Gerhard Pinkus Gallery

A discerning and intriguing col­lection of works by recognized artists from the first half of this century is offered in an environment scaled to the human dimension. As an art dealer, Mr. Pinkus replaces the merchant’s blatancy with the quiet enthusiasm of a friend, who, in the familiar nearness of a small room, decides to share his treasures with his guests. This dimension of in­timacy is appropriate to the works which are of modest size and were intended to be seen at fairly close range. Predomi­nantly expressive rather than formal studies, side-by-side on one wall of the present exhibition a Rouault color aqua­tint, a Barlach woodcut and Kollwitz lithographs remind us of the medieval­ism and lamentation which dominated the Northern European’s consciousness throughout an age of bitter change. In contrast to the didacticism of the Expressionists, Jacques Villon’s color aquatint, Les Femmes d’Quessant is pensive and nocturnal in mood. The print is rare since Villon made very few using these rich and somber colors.
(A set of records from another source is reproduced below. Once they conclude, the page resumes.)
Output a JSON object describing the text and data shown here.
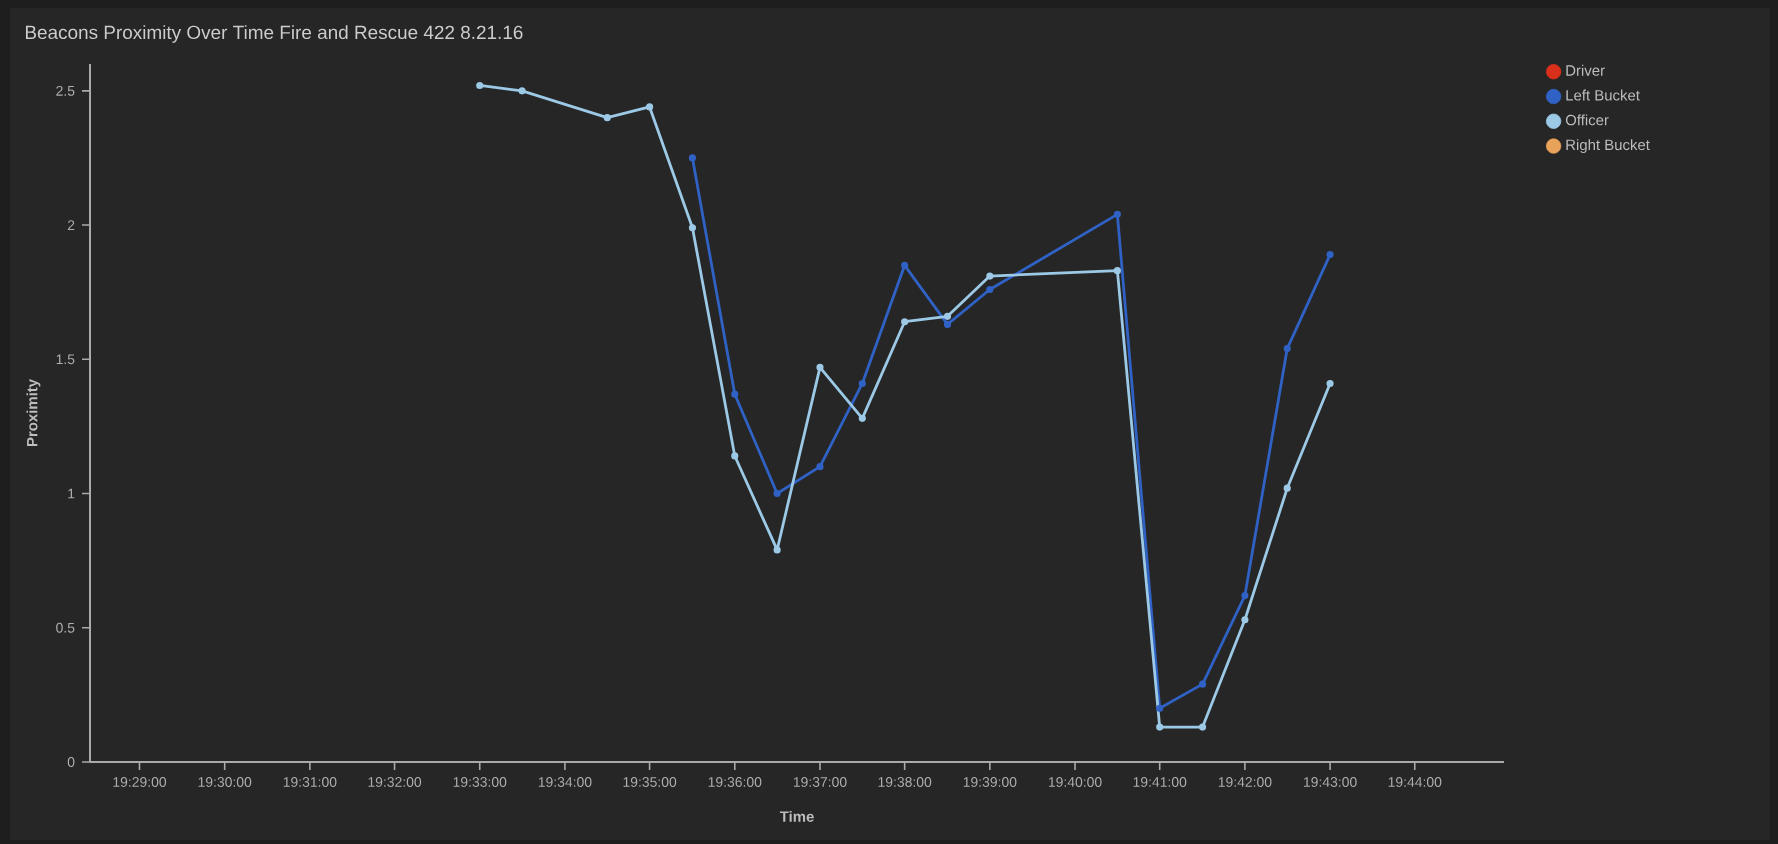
{
  "chart_data": {
    "type": "line",
    "title": "Beacons Proximity Over Time Fire and Rescue 422 8.21.16",
    "xlabel": "Time",
    "ylabel": "Proximity",
    "xlim": [
      19.4736,
      19.7508
    ],
    "ylim": [
      0,
      2.6
    ],
    "xticks": [
      {
        "value": 19.4833,
        "label": "19:29:00"
      },
      {
        "value": 19.5,
        "label": "19:30:00"
      },
      {
        "value": 19.5167,
        "label": "19:31:00"
      },
      {
        "value": 19.5333,
        "label": "19:32:00"
      },
      {
        "value": 19.55,
        "label": "19:33:00"
      },
      {
        "value": 19.5667,
        "label": "19:34:00"
      },
      {
        "value": 19.5833,
        "label": "19:35:00"
      },
      {
        "value": 19.6,
        "label": "19:36:00"
      },
      {
        "value": 19.6167,
        "label": "19:37:00"
      },
      {
        "value": 19.6333,
        "label": "19:38:00"
      },
      {
        "value": 19.65,
        "label": "19:39:00"
      },
      {
        "value": 19.6667,
        "label": "19:40:00"
      },
      {
        "value": 19.6833,
        "label": "19:41:00"
      },
      {
        "value": 19.7,
        "label": "19:42:00"
      },
      {
        "value": 19.7167,
        "label": "19:43:00"
      },
      {
        "value": 19.7333,
        "label": "19:44:00"
      }
    ],
    "yticks": [
      0,
      0.5,
      1,
      1.5,
      2,
      2.5
    ],
    "legend": "top right",
    "marker": "circle",
    "line_style": "solid",
    "series": [
      {
        "name": "Driver",
        "color": "#d9301c"
      },
      {
        "name": "Left Bucket",
        "color": "#2f62c4",
        "x": [
          19.5917,
          19.6,
          19.6083,
          19.6167,
          19.625,
          19.6333,
          19.6417,
          19.65,
          19.675,
          19.6833,
          19.6917,
          19.7,
          19.7083,
          19.7167
        ],
        "values": [
          2.25,
          1.37,
          1.0,
          1.1,
          1.41,
          1.85,
          1.63,
          1.76,
          2.04,
          0.2,
          0.29,
          0.62,
          1.54,
          1.89
        ]
      },
      {
        "name": "Officer",
        "color": "#9cc9e6",
        "x": [
          19.55,
          19.5583,
          19.575,
          19.5833,
          19.5917,
          19.6,
          19.6083,
          19.6167,
          19.625,
          19.6333,
          19.6417,
          19.65,
          19.675,
          19.6833,
          19.6917,
          19.7,
          19.7083,
          19.7167
        ],
        "values": [
          2.52,
          2.5,
          2.4,
          2.44,
          1.99,
          1.14,
          0.79,
          1.47,
          1.28,
          1.64,
          1.66,
          1.81,
          1.83,
          0.13,
          0.13,
          0.53,
          1.02,
          1.41
        ]
      },
      {
        "name": "Right Bucket",
        "color": "#e8a25a"
      }
    ]
  }
}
Among Mr. Pinkus’s collection from “Die Brucke,” a watercolor of nudes in a forest by Otto Mueller is surprisingly structural in form, seeming to belong to Cézanne’s epigoni rather than the more familiar linkage with Gauguin. Another mood pervades a Kirchner linear draw­ing in pastel; the artist wryly exorts an acrid effect from the nubile theme of two encouched Olympias and their mirror reflection overhead. Unlike Muel­ler and Kirchner who used the nude thematically, Marcel Gromaire in a hand­some and brilliant watercolor, Woman by the Window, glories in organic and sensuous form, making the surging plant and living caryatid reciprocal ele­ments of a pleasurable whole. His lus­ciousness of color and shape is height­ened through bold black gestures, for while Rouault encloses forms by his use of black, Gromaire sends a throbbing rhythm across the page.

The two prints by Jules Pascin, who has enjoyed only minimal renown, show an intriguing capacity to combine an af­fection for human forms as they gather socially, with a linear disdain for the petty elegancies that men employ to distinguish themselves. In the first state of his lithograph Music Hall, done in the mid-twenties, the thin short curves of lines set up a chatter of breasts and round faces and backs bent in conversa­tion, which from the artist’s overview distinguishes the audience in terms of visual motifs rather than any literary commentary. Giacometti is represented by an etching, Bouquet II, but his usual austerity here only reaches the level of sparseness. The physical unity of a two-dimensional surface demands spacial emphasis through the artist’s marks as they relate to the shape of the page. In this example, Giacometti is having difficulties with a rectangular page that is close to the proportions of a square. Through his sameness of line quality and within the present indica­tions for vertical and horizontal divi­sions, he has not yet succeeded in establishing either equilibrium or dia­lectic. Works by Miró, Braques and Renoir are also included in the collec­tion.